Я выпил все это одним глотком — сокровище, ценность которого понимаешь, только завладев им. Я ощущал его как нечестно нажитое состояние, богатство с душком. Она боролась со мной как умела. Она хотела жить. Она определенно хотела жить. Кричать она не могла — я разорвал голосовые связки при первом же укусе. Пять секунд. Десять. Двадцать. Звериный инстинкт (как и кровные узы) подсказывает, когда жертва уходит. Я не отрывал от нее взгляда. Морда потемнела от ее крови, клыки шарили по телу, как по разоренной шкатулке с драгоценностями. Она уже не чувствовала боли. Страдание ушло из ее глаз, и теперь она стояла у поручней парохода, глядя на оставленный порт. Посадка. Я никогда бы ее не разлюбил, оставайся я собой. Но я больше не был собой.

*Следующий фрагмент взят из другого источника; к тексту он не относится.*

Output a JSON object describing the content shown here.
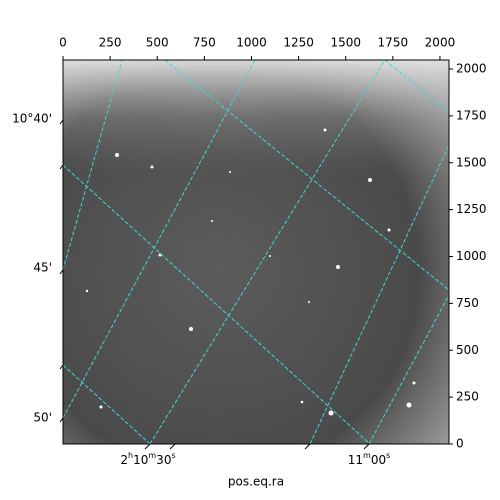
{
  "chart_data": {
    "type": "image",
    "xlabel": "pos.eq.ra",
    "xlim": [
      0,
      2048
    ],
    "xticks": [
      0,
      250,
      500,
      750,
      1000,
      1250,
      1500,
      1750,
      2000
    ],
    "ylim": [
      0,
      2048
    ],
    "yticks": [
      0,
      250,
      500,
      750,
      1000,
      1250,
      1500,
      1750,
      2000
    ],
    "ra_tick_labels": [
      "2h10m30s",
      "11m00s"
    ],
    "dec_tick_labels": [
      "10°40'",
      "45'",
      "50'"
    ]
  }
}
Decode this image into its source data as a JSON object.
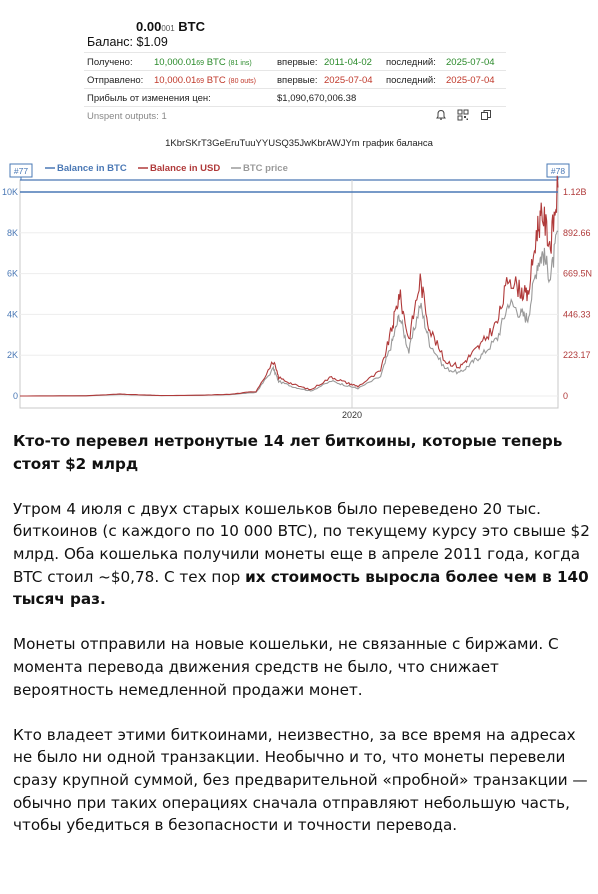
{
  "wallet": {
    "amount_main": "0.00",
    "amount_small": "001",
    "amount_unit": "BTC",
    "balance": "Баланс: $1.09",
    "received": {
      "label": "Получено:",
      "main": "10,000.01",
      "small": "69",
      "unit": "BTC",
      "count": "(81 ins)",
      "first_label": "впервые:",
      "first": "2011-04-02",
      "last_label": "последний:",
      "last": "2025-07-04"
    },
    "sent": {
      "label": "Отправлено:",
      "main": "10,000.01",
      "small": "69",
      "unit": "BTC",
      "count": "(80 outs)",
      "first_label": "впервые:",
      "first": "2025-07-04",
      "last_label": "последний:",
      "last": "2025-07-04"
    },
    "profit": {
      "label": "Прибыль от изменения цен:",
      "value": "$1,090,670,006.38"
    },
    "unspent": "Unspent outputs: 1",
    "icons": [
      "bell-icon",
      "qr-icon",
      "copy-icon"
    ],
    "colors": {
      "green": "#2a8a2a",
      "red": "#c0392b"
    }
  },
  "chart_caption": "1KbrSKrT3GeEruTuuYYUSQ35JwKbrAWJYm график баланса",
  "chart_data": {
    "type": "line",
    "legend": [
      "Balance in BTC",
      "Balance in USD",
      "BTC price"
    ],
    "legend_position": "top-left",
    "marker_left": "#77",
    "marker_right": "#78",
    "x_tick": "2020",
    "left_ticks": [
      "10K",
      "8K",
      "6K",
      "4K",
      "2K",
      "0"
    ],
    "right_ticks": [
      "1.12B",
      "892.66",
      "669.5N",
      "446.33",
      "223.17",
      "0"
    ],
    "left_ylim": [
      0,
      10000
    ],
    "series": [
      {
        "name": "Balance in BTC",
        "color": "#4a78b5",
        "x": [
          2011.25,
          2025.5
        ],
        "y": [
          10000,
          10000
        ]
      },
      {
        "name": "Balance in USD",
        "color": "#b03a3a",
        "x": [
          2011.25,
          2013.0,
          2013.9,
          2014.5,
          2015.0,
          2016.0,
          2016.8,
          2017.5,
          2017.96,
          2018.1,
          2018.5,
          2018.95,
          2019.5,
          2019.9,
          2020.2,
          2020.8,
          2021.1,
          2021.3,
          2021.55,
          2021.85,
          2022.1,
          2022.5,
          2022.9,
          2023.2,
          2023.5,
          2023.9,
          2024.2,
          2024.5,
          2024.7,
          2024.95,
          2025.1,
          2025.3,
          2025.5
        ],
        "y": [
          0.01,
          0.13,
          1.1,
          0.6,
          0.25,
          0.42,
          0.95,
          2.6,
          19.5,
          10.5,
          6.5,
          3.5,
          10.8,
          7.5,
          5.5,
          14.0,
          38.0,
          58.0,
          32.0,
          66.0,
          38.0,
          20.0,
          16.5,
          23.5,
          30.0,
          42.0,
          68.0,
          60.0,
          56.0,
          95.0,
          103.0,
          85.0,
          118.0
        ]
      },
      {
        "name": "BTC price",
        "color": "#9a9a9a",
        "x": [
          2011.25,
          2013.0,
          2013.9,
          2014.5,
          2015.0,
          2016.0,
          2016.8,
          2017.5,
          2017.96,
          2018.1,
          2018.5,
          2018.95,
          2019.5,
          2019.9,
          2020.2,
          2020.8,
          2021.1,
          2021.3,
          2021.55,
          2021.85,
          2022.1,
          2022.5,
          2022.9,
          2023.2,
          2023.5,
          2023.9,
          2024.2,
          2024.5,
          2024.7,
          2024.95,
          2025.1,
          2025.3,
          2025.5
        ],
        "y": [
          0.01,
          0.1,
          0.85,
          0.47,
          0.2,
          0.33,
          0.75,
          2.0,
          15.5,
          8.3,
          5.1,
          2.8,
          8.5,
          5.9,
          4.3,
          11.0,
          30.0,
          46.0,
          25.0,
          52.0,
          30.0,
          15.8,
          13.0,
          18.5,
          23.6,
          33.0,
          53.5,
          47.0,
          44.0,
          75.0,
          81.0,
          67.0,
          93.0
        ]
      }
    ]
  },
  "article": {
    "headline": "Кто-то перевел нетронутые 14 лет биткоины, которые теперь стоят $2 млрд",
    "p1_text": "Утром 4 июля с двух старых кошельков было переведено 20 тыс. биткоинов (с каждого по 10 000 BTC), по текущему курсу это свыше $2 млрд. Оба кошелька получили монеты еще в апреле 2011 года, когда BTC стоил ~$0,78. С тех пор ",
    "p1_bold": "их стоимость выросла более чем в 140 тысяч раз.",
    "p2": "Монеты отправили на новые кошельки, не связанные с биржами. С момента перевода движения средств не было, что снижает вероятность немедленной продажи монет.",
    "p3": "Кто владеет этими биткоинами, неизвестно, за все время на адресах не было ни одной транзакции. Необычно и то, что монеты перевели сразу крупной суммой, без предварительной «пробной» транзакции — обычно при таких операциях сначала отправляют небольшую часть, чтобы убедиться в безопасности и точности перевода."
  }
}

Она чуть заметно моргнула, губы приоткрылись. На бледную щеку упал мокрый кусочек ее собственного мяса. В темно-карих глазах вспыхнуло золото. Эти глаза говорили: «Я ухожу». Для нее больше не существовало человеческого языка. Убийство, мораль, правосудие, вина, наказание, месть — в ее нынешнем путешествии эти слова не имели никакой ценности. Ее глаза говорили: «Вот, значит, как…». Наконец они закрылись, и она вздрогнула в последний раз. В момент смерти нам безразлично, как мы выглядим со стороны. Я больше не был Джейкобом, ее мужем, ее убийцей или чудовищем. Я просто отпер дверь. Теперь она смотрела сквозь меня. Что она видела? Конечную темноту или спасительный свет? Я был больше не нужен. Ее веки затрепетали снова, но тут же опустились.